To address this, researchers at ETH Zurich, led by Professor Philippe Block, have developed innovative vaulted concrete floors that use up to 60% less concrete and 90% less steel reinforcement.
These floors rely on clever geometry for structural stability and do not need embedded steel, making them a more sustainable option.
This technology is now being commercialized through the ETH spinoff, VAULTED AG.
One of the challenges with creating vaulted concrete floors is the formwork—the molds used to shape the concrete.
Traditional formwork is often made from single-use, petroleum-based materials like Styrofoam, generating waste and reducing sustainability.
To solve this, ETH doctoral student Lotte Scheder-Bieschin designed a reusable formwork system called Unfold Form.
It consists of thin, flexible plywood strips connected by textile hinges, which can be unfolded like a hand fan. These zigzag-shaped molds are light, compact, and sturdy, supporting up to one tonne of concrete while weighing only 24 kilograms.
Once the concrete cures, the formwork can be folded away and reused multiple times.
This system uses far fewer resources to produce and is simple to assemble without the need for specialized tools or skills. “The materials cost just 650 Swiss francs, and all you need is a template and a stapler,” Scheder-Bieschin explains.

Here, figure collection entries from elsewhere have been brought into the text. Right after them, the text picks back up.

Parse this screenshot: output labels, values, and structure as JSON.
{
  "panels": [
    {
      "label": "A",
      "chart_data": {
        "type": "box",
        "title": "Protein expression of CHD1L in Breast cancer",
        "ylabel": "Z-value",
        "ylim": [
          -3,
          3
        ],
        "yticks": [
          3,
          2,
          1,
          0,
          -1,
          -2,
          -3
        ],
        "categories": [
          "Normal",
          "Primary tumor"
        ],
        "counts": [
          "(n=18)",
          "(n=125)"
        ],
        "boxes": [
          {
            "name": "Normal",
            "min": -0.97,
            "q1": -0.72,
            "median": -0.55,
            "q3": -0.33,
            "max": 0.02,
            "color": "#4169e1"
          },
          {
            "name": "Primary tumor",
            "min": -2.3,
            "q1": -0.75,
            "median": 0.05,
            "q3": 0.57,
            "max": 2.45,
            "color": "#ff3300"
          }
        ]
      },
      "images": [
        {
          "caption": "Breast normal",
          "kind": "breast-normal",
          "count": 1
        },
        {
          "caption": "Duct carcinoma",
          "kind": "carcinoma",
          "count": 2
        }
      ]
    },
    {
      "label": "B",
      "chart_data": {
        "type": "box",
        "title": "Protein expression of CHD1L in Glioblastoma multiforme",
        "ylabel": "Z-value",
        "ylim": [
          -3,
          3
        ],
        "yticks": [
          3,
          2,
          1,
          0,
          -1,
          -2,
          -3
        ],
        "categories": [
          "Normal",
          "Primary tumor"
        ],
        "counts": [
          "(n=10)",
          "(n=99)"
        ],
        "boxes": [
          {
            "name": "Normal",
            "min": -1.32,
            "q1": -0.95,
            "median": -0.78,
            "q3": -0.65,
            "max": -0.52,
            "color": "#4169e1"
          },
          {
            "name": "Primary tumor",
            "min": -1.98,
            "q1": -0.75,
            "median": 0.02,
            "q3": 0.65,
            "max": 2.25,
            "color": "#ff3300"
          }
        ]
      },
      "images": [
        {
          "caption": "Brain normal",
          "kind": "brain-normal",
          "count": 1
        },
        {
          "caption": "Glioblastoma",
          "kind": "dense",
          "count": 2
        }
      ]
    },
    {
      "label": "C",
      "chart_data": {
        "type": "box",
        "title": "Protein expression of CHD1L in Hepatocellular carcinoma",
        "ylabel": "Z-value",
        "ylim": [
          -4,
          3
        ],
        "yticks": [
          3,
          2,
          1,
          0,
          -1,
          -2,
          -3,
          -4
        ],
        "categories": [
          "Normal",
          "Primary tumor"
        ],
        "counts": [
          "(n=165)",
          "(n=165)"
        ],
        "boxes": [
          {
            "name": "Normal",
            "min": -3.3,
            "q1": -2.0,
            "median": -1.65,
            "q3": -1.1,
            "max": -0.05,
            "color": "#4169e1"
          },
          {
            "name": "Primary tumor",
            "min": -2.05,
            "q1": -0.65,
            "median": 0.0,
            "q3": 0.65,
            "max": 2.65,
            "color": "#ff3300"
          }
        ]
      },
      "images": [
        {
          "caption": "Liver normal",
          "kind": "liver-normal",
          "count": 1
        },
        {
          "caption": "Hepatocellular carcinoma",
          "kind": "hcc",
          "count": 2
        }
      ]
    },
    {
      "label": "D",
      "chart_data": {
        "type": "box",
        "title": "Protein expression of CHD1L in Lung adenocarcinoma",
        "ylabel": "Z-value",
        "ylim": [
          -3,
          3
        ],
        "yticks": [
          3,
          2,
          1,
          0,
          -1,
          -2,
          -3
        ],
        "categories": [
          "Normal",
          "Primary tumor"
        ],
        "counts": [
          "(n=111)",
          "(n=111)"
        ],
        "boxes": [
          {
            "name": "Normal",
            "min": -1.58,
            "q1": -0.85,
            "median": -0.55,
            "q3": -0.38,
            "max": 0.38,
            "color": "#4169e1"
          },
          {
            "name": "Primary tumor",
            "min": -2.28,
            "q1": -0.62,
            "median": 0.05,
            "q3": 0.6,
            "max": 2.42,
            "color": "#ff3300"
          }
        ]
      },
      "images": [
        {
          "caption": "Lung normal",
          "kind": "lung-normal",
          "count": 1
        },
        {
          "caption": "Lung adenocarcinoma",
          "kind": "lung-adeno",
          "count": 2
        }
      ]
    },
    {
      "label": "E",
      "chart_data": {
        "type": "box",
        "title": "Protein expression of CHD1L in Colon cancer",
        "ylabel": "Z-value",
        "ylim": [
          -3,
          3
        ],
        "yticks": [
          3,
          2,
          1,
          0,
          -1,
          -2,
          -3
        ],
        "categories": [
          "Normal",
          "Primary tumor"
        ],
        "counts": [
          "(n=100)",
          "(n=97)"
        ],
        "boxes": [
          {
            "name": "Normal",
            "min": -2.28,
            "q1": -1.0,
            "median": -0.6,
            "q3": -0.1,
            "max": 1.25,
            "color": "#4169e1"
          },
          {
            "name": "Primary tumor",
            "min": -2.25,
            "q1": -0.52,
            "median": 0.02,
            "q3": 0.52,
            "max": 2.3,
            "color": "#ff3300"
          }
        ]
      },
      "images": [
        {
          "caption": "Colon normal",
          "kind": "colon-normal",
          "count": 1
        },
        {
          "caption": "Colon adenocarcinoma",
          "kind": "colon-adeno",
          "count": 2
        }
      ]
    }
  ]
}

The design of the Unfold Form system is inspired by nature and origami. The zigzag pattern, similar to the ridges of seashells, provides extra stiffness without adding weight. This ribbing strengthens the formwork and the concrete, helping it transfer loads efficiently.
The technique also uses curved-crease unfolding, a concept derived from origami. The plywood strips are connected along curved edges, which makes the structure both stable and lightweight. This simple yet effective design allows for easy transport and assembly.
The Unfold Form system has already been tested in real-world scenarios. A prototype was built at ETH Zurich, and another was created in South Africa using bio-concrete made from shredded invasive vegetation. Both tests proved the system’s durability, reusability, and adaptability to different types of concrete.
In South Africa, the formwork was used to build affordable and sustainable housing in townships. The lightweight materials were transported in surfboard bags, demonstrating how easy it is to ship and use this system in remote areas.
Scheder-Bieschin plans to continue developing her invention and bring it to market. She is also designing a market hall in a Cape Town township using the formwork and plans to launch training programs to teach locals how to build with it themselves.
“This innovation is not just about sustainable construction,” she says. “It’s about empowering people to create dignified and affordable housing with fewer resources.”